Debaixo do colchão

A lição é clara: a inflação é o grande inimigo das aplicações financeiras. Em particular daquelas com retorno fixo predeterminado.

por Pedro Ramos

 

Nova Iorque, novembro 2020

Queridas Filhas,

O investimento financeiro mais popular dos nossos antepassados foi manter o capital em caixa. Por muitos anos, isso era literalmente esconder o dinheiro ‘debaixo do colchão’. Atualmente, com a digitalização da moeda temos outras alternativas: depósitos à ordem, depósitos a prazo e investimentos em títulos de dívida pública. Vamos olhar cada um destes.

Depósitos à ordem conservam o vosso capital num banco. Podem aceder ao capital em qualquer momento através de levantamentos de multibanco ou pagamentos por cartão multibanco ou cheque. Pagam um juro insignificante e são em termos legais dívida do vosso banco para convosco. Há décadas vocês podiam perder o dinheiro se o banco fosse à falência. O Estado garante o vosso depósito até um limite máximo de 100 mil euros.

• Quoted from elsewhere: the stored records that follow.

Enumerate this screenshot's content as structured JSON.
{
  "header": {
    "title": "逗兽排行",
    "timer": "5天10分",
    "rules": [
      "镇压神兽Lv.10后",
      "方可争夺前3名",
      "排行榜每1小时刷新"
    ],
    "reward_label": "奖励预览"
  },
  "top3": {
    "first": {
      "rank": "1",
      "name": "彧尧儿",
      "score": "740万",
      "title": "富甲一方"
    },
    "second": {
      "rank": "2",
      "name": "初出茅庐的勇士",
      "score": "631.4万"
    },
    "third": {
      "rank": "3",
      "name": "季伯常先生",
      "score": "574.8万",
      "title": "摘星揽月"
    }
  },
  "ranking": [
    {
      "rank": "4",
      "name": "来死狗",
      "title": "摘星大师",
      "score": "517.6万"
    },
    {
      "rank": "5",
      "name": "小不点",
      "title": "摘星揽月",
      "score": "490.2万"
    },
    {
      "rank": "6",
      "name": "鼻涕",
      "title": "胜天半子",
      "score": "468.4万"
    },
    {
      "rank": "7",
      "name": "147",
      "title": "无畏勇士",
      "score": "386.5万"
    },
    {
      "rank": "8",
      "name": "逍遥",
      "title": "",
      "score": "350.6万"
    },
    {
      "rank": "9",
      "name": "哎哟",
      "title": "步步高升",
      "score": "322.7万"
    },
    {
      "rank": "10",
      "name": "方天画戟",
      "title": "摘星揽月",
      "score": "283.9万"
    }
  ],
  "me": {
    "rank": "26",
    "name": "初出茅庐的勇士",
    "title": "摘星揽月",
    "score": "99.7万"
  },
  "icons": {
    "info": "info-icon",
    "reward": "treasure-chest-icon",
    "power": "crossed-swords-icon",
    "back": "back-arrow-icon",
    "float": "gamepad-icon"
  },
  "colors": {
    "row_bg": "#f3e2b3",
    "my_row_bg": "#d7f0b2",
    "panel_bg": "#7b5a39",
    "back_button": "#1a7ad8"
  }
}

Depósitos a prazo são empréstimos que vocês fazem a um banco por um prazo predeterminado. Pagam um juro maior que os depósitos à ordem. Mas não podem aceder ao vosso capital até o prazo ser vencido. Em caso de falência do banco estes depósitos também contam para a proteção do Estado até 100 mil euros.

Títulos de dívida pública são empréstimos feitos diretamente ao Estado. Em Portugal estes incluem certificados de aforro, bilhetes de tesouro e obrigações do tesouro. Sendo garantidos pelo Estado, estas aplicações são normalmente consideradas sem risco. Isto porque o Estado soberano pode sempre imprimir mais moeda para pagar a sua própria dívida. Mas em Portugal, desde a adesão ao euro, este direito foi transferido para o Banco Central Europeu. Assim, há risco de Portugal não pagar a sua própria dívida como se temeu durante a crise das dívidas soberanas no início da década passada.

A grande vantagem destas aplicações de caixa são a segurança e flexibilidade que oferecem. Segurança dado o risco baixo de perda de capital. Flexibilidade pela capacidade de se poder aceder a liquidez rapidamente. Isto é importante em particular durante crises. Quando a confiança falta, quem tem acesso a liquidez tem oportunidade de adquirir ativos a preços baixos. Muitas fortunas foram feitas desta forma. Como disse o Barão Rothschild no século XVIII: «Compra quando há sangue nas ruas».

Esta flexibilidade é menor nos depósitos a prazo em que pode ser necessário pagar uma penalização para resgatar o capital antes do depósito estar vencido, ou no limite, pode o acesso ao capital estar limitado apenas à maturidade do depósito.

O grande inimigo de todas estas aplicações, incluindo pôr dinheiro debaixo do colchão, é a inflação. Estas aplicações dão grande segurança quanto ao total de euros que vamos ter no futuro. Mas nada garantem quanto ao que esses euros podem comprar.

Ilustrando com o vosso produto português favorito: pastéis de nata. Imaginem que vocês aplicam 100 euros num depósito a uma taxa anual de 1%. Com isso, têm um elevado grau de conforto que daqui a um ano terão 101 euros na vossa conta. Na vossa confeitaria, cada pastel de nata custa 1 euro. Pelo que vocês esperam daqui a um ano poder comprar 101 pasteis de nata (espero que convidem vários amigos).

Infelizmente, no ano seguinte o preço dos pasteis subiu 10% para 1,1 euros cada. O dono da confeitaria justifica-se com a subida nos salários, renda e preço dos ovos e leite. A realidade é que com os vossos 101 euros vocês agora podem só comprar 91 pasteis de nata. O cálculo é 101 / 1,1 = 91,82

A lição é clara: a inflação é o grande inimigo das aplicações financeiras. Em particular daquelas com retorno fixo predeterminado.